Summary: Why should the demon smile? What could there be in a world of suffering to make the pariah laugh?

Disclaimer: Naruto isn't mine.

Authors Notes: Le gasp! A second update, on the same day? Where's the apocalypse?


Smile

The boy smiled, a trademark, Cheshire cat grin that set his eyes dancing and sparkling like the sky above him. He was covered in paint, flecked over his orange jacket and spattering his unique whisker-mark scars. There was even paint on the back of his head, from where he'd rubbed a green-smeared hand against his hair. But now his hands were tied and some of the paint was rubbing off his as his sensei dragged him back to class, grumbling all the while about his latest annoyance.

The people of Konoha frowned at him in disapproval, glancing up to the Hokage monument and shaking their heads in outrage. And Naruto grinned wider, and his eyes danced brighter, because they noticed him, and because there was a reason why they glared at him. Just for a short time, while the paint remained on the Hokage monument, there was a reason.

Naruto couldn't help it; he smiled and he laughed, and when Iruka told him off again, he was too happy to be repentant of what he'd done, and too excited to take his sensei's words to heart. He was too busy smiling, too busy existing because he'd been seen, and it was too wondrous a thing to lose.

--

The boy smiled, a trademark, Cheshire cat grin that creased his eyes until they could barely be seen. And he laughed, a wild, unrestrained sound as he danced down the street with his bag of next week's instant ramen clutched protectively to his chest. And the people of Konoha glared at him, and whispered to each other behind their hands, and turned their backs so they wouldn't have to look upon it, as it danced down the road and laughed at the sky.

But that didn't matter, because he couldn't see them through his squinty smile, and he couldn't hear them over his raucous laughter. And it didn't matter, because he didn't exist while they didn't acknowledge him, and so he wasn't there to hurt anyway. He was… somewhere else, or maybe nowhere at all, and the people treated his marionette with disdain, but it didn't matter because he wasn't there.

He'd grown up like that, grown up not there. He hadn't been there for most of his life, because even when the people didn't glare at him and whisper about him, he didn't know how to act or what to do. And so he hid again, and only ever existed when he made it so that they saw him.

--

The boy smiled, a trademark, Cheshire cat grin that narrowed his eyes into a predator's feral gaze. The missing nin sneered at him derogatorily for breaking his cover so early in the game, for showing his hand and filling the woods with an ocean of orange. It was the mark of an inexperienced genin, she taunted him; didn't he know that ninjas were famed for their stealth?

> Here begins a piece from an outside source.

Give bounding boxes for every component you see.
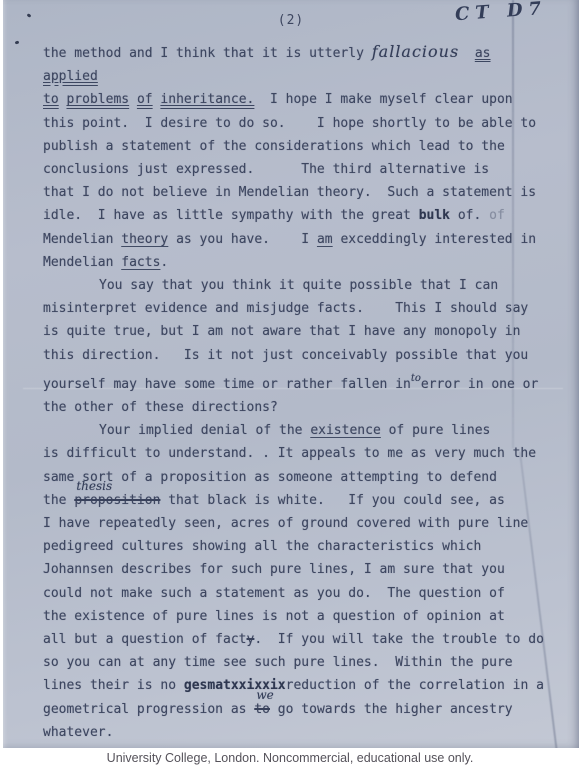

A thousand Narutos raised their hands, kunais glinting in the dappled sun. The kunoichi smirked, hands flying through the seals for an earth dome. But when it rose, Naruto was inside it with her, and he smiled as her eyes finally widened and, even in the dark cover of the dome, she saw him – outlined in blazing chakra, clawed fist already closing around her throat.

He dug her a grave, after it was done. A good grave too, with her headband hung from a stone as a makeshift shrine – she deserved it, because she'd seen him. As the light faded from her eyes, she'd feared him – and she hadn't even known of the demon fox he carried. He smiled at her grave, a soft smile that only the dead had seen, only those like her who had seen him as they died.

--

The man smiled, a trademark, Cheshire cat grin that set his eyes dancing and sparkling like the skies of his youth. She knelt over him, strawberry hair hanging in her eyes and hands flashing desperately at her commands. He strained to hear what she was saying, a babbled, pleading litany of words he couldn't catch – as if he were underwater, floating aimlessly in a sea of red.

But his eyes – oh, how clearly he could see now, see the shock and the sorrow on all their faces. He laughed, and she chastened him; but when in his life should he laugh, if not now? So he laughed again, the sound light and joyous as it had never been, and he couldn't understand their horror filled faces, or the blood that filled his mouth.

She was begging now, chakra-filled hands fluttering around his throat. Stop, she was telling him, you'll die, she was warning him. And he lifted his hands towards her as if in supplication, calloused thumbs tugging at her cheeks to make her smile. But she couldn't smile, so the man smiled for her, a smile that made her bow her head in shame even as she wished it would never fade.

--

The boy smiled, a trademark, Cheshire cat grin that set his green eyes dancing and sparkling in honest joy. He was covered in paint, flecked over his orange jacket and spattering his whisker-marked cheeks. There was even paint on the back of his head, from where he'd rubbed a blue-smeared hand against his pink hair. But now his hands were tied and some of the paint was rubbing off his as his sensei dragged him back to class, grumbling all the while about respect for the hokage monument and dire punishments to come.

And, bedecked in artistic swirls and colourful strokes, Naruto smiled.